Purpose: Intraoperative ultrasound (US) can enhance real-time visualization in transoral robotic surgery. The surgeon creates a mental map with a pre-operative scan. Then, a surgical assistant performs freehand US scanning during the surgery while the surgeon operates at the remote surgical console. Communicating the target scanning plane in the surgeon's mental map is difficult. Automatic image retrieval can help match intraoperative images to preoperative scans, guiding the assistant to adjust the US probe toward the target plane. Methods: We propose a self-supervised contrastive learning approach to match intraoperative US views to a preoperative image database. We introduce a novel contrastive learning strategy that leverages intra-sweep similarity and US probe location to improve feature encoding. Additionally, our model incorporates a flexible threshold to reject unsatisfactory matches. Results: Our method achieves 92.30% retrieval accuracy on simulated data and outperforms state-of-the-art temporal-based contrastive learning approaches. Our ablation study demonstrates that using probe location in the optimization goal improves image representation, suggesting that semantic information can be extracted from probe location. We also present our approach on real patient data to show the feasibility of the proposed US probe localization system despite tissue deformation from tongue retraction. Conclusion: Our contrastive learning method, which utilizes intra-sweep similarity and US probe location, enhances US image representation learning. We also demonstrate the feasibility of using our image retrieval method to provide neck US localization on real patient US after tongue retraction.

Paper Structure

This paper contains 5 sections, 3 equations, 5 figures, 3 tables.

Figures (5)

  • Figure 1: The proposed workflow of using image retrieval in US scanning guidance. The surgeon can select the target view, and our method will match the current US image to the most similar view in the database to indicate the current probe location and the desired probe motion. This can provide the US scanning guidance to the surgical assistant, without using an external tracking system during the surgery.
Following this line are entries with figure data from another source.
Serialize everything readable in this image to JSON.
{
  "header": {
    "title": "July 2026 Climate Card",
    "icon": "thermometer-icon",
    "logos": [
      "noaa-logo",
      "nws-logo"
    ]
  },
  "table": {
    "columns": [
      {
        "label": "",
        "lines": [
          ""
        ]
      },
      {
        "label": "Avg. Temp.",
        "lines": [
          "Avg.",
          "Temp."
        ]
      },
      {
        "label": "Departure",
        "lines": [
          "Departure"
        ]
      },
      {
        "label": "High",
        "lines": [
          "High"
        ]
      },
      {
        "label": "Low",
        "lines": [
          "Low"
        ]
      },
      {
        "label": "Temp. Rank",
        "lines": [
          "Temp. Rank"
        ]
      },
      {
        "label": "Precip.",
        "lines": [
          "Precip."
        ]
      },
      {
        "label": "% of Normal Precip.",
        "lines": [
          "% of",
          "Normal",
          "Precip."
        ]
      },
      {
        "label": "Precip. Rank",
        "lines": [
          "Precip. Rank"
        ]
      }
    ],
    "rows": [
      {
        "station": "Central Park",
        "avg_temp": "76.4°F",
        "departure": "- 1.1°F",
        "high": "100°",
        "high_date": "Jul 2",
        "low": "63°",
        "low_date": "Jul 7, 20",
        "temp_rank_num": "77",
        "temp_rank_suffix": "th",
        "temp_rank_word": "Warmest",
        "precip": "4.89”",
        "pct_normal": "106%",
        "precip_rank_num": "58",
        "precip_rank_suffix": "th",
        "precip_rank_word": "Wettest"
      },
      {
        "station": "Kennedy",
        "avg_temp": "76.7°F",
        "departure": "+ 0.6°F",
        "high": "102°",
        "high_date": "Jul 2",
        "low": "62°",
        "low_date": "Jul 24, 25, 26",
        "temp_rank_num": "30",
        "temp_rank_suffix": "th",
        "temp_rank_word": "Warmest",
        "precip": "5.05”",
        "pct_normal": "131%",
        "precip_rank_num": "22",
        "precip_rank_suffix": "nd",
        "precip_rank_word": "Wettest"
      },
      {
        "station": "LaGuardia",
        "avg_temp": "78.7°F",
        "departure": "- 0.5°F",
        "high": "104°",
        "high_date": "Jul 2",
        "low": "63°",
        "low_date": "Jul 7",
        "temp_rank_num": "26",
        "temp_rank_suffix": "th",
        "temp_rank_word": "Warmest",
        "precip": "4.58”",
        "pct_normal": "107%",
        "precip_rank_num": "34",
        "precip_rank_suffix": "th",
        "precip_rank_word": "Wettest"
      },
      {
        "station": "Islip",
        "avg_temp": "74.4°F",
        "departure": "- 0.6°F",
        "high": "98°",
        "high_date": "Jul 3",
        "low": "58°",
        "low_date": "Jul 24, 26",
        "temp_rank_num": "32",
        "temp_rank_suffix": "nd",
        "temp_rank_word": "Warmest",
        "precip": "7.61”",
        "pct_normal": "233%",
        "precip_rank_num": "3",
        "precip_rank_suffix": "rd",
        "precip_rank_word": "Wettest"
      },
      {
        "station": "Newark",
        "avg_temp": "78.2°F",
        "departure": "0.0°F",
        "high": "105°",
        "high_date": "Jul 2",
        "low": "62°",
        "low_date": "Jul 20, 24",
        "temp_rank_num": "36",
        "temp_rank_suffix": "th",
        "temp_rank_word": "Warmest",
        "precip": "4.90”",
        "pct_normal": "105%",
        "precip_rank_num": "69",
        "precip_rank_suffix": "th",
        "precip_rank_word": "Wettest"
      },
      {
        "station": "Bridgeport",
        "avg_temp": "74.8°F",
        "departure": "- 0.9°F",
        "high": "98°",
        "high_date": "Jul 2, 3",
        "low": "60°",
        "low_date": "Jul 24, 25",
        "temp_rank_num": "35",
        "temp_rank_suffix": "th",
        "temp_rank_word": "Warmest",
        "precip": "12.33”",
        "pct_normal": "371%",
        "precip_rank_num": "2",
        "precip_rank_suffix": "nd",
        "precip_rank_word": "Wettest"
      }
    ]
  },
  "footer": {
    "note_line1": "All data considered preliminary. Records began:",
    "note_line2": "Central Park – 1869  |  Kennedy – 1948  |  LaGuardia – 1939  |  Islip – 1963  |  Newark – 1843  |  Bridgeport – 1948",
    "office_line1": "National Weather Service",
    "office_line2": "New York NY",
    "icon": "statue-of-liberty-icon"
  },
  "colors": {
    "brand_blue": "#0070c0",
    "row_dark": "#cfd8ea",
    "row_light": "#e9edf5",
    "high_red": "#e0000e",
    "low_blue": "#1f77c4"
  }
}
  • Figure 2: Summary of our intra-sweep training strategy. The image pairs are sampled from one US sweep and augmented to different views, and the image encoder will predict the frame embedding. The dot product of the embedding is used to evaluate the embedding similarity. A dustbin threshold is concatenated to the dot similarity to generate the final score matrix.
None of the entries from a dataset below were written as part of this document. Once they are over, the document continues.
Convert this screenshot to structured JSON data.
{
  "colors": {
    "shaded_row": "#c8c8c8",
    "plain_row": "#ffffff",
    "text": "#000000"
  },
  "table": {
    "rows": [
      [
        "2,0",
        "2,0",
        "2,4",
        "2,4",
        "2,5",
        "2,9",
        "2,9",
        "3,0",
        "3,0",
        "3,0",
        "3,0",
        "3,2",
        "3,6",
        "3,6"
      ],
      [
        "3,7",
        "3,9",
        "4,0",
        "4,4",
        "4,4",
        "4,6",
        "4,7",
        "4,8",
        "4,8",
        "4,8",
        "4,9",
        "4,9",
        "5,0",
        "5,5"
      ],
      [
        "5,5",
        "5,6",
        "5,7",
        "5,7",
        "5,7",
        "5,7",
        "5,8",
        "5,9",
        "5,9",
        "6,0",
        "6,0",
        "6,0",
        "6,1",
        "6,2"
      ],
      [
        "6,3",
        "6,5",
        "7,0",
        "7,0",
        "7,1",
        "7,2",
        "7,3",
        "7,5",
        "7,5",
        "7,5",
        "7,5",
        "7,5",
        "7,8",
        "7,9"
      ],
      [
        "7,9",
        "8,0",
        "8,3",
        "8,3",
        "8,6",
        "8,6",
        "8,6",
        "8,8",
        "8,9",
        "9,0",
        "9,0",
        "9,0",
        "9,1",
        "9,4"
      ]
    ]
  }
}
  • Figure 3: Example of the retrieved frames using our proposed method. The first four columns show correct retrievals and the last three columns show inaccurate matches.
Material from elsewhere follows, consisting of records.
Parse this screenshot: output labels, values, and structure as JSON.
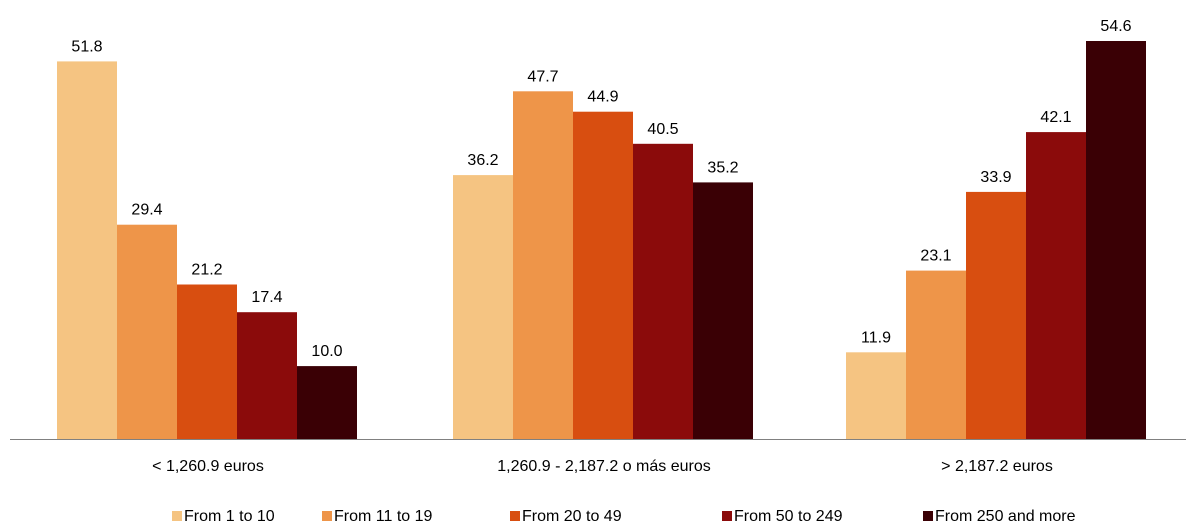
{
  "chart_data": {
    "type": "bar",
    "categories": [
      "< 1,260.9 euros",
      "1,260.9 - 2,187.2 o más euros",
      "> 2,187.2 euros"
    ],
    "series": [
      {
        "name": "From 1 to 10",
        "values": [
          51.8,
          36.2,
          11.9
        ],
        "labels": [
          "51.8",
          "36.2",
          "11.9"
        ],
        "color": "#F5C482"
      },
      {
        "name": "From 11 to 19",
        "values": [
          29.4,
          47.7,
          23.1
        ],
        "labels": [
          "29.4",
          "47.7",
          "23.1"
        ],
        "color": "#EE9549"
      },
      {
        "name": "From 20 to 49",
        "values": [
          21.2,
          44.9,
          33.9
        ],
        "labels": [
          "21.2",
          "44.9",
          "33.9"
        ],
        "color": "#D84E10"
      },
      {
        "name": "From 50 to 249",
        "values": [
          17.4,
          40.5,
          42.1
        ],
        "labels": [
          "17.4",
          "40.5",
          "42.1"
        ],
        "color": "#8B0B0B"
      },
      {
        "name": "From 250 and more",
        "values": [
          10.0,
          35.2,
          54.6
        ],
        "labels": [
          "10.0",
          "35.2",
          "54.6"
        ],
        "color": "#3A0005"
      }
    ],
    "ylim": [
      0,
      54.6
    ],
    "grid": false,
    "legend_position": "bottom",
    "axis_color": "#808080"
  }
}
  • Figure 4: Queries are samples from the post-retraction US, and the database is the pre-retraction US. The blue trajectory is the scanning trajectory in the pre-retraction scan, and the red dot is the localized probe location based on the image retrieval.
  • Figure 5: Illustration of the TORS guidance application. The US image is after tongue retraction, and the 3D patient model is extracted from pre-operative CT and aligned with the pre-operative 3D US. The segmentation (yellow: larynx cartilage, green: carotid, red: jugular vein) is roughly aligned with the 2D US.